Phosphorylation of Jak2 on Ser523 inhibits Jak2-dependent leptin receptor signaling

The leptin receptor, LRb, and other cytokine receptors are devoid of intrinsic enzymatic activity and rely upon the activity of constitutively associated Jak family tyrosine kinases to mediate intracellular signaling.
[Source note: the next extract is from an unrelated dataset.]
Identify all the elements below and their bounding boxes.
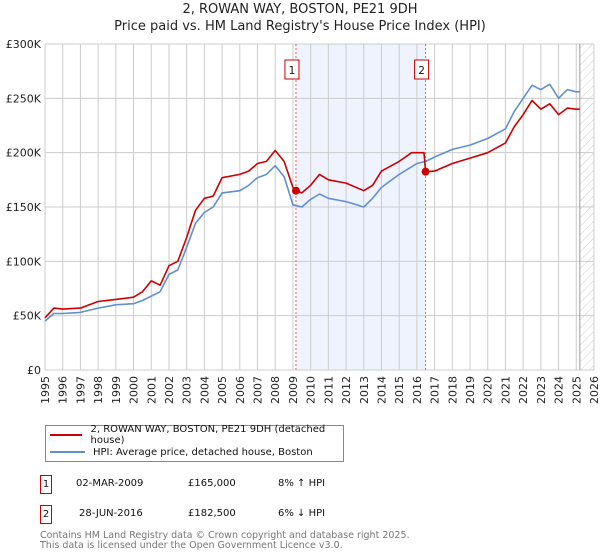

In order to clarify mechanisms by which Jak2, the cognate LRb-associated Jak kinase, is regulated and mediates downstream signaling, we employed tandem mass spectroscopic analysis to identify phosphorylation sites on Jak2. We identified Ser(523) as the first-described site of Jak2 serine phosphorylation and demonstrated that this site is phosphorylated on Jak2 from intact cells and mouse spleen. Ser(523) was highly phosphorylated in HEK293 cells independently of LRb-Jak2 activation, suggesting a potential role for the phosphorylation of Ser(523) in the regulation of LRb by other pathways. Indeed, mutation of Ser(523) sensitized and prolonged signaling by Jak2 following activation by the intracellular domain of LRb. The effect of Ser(523) on Jak2 function was independent of Tyr(570)-mediated inhibition. Thus, the phosphorylation of Jak2 on Ser(523) inhibits Jak2 activity and represents a novel mechanism for the regulation of Jak2-dependent cytokine signaling.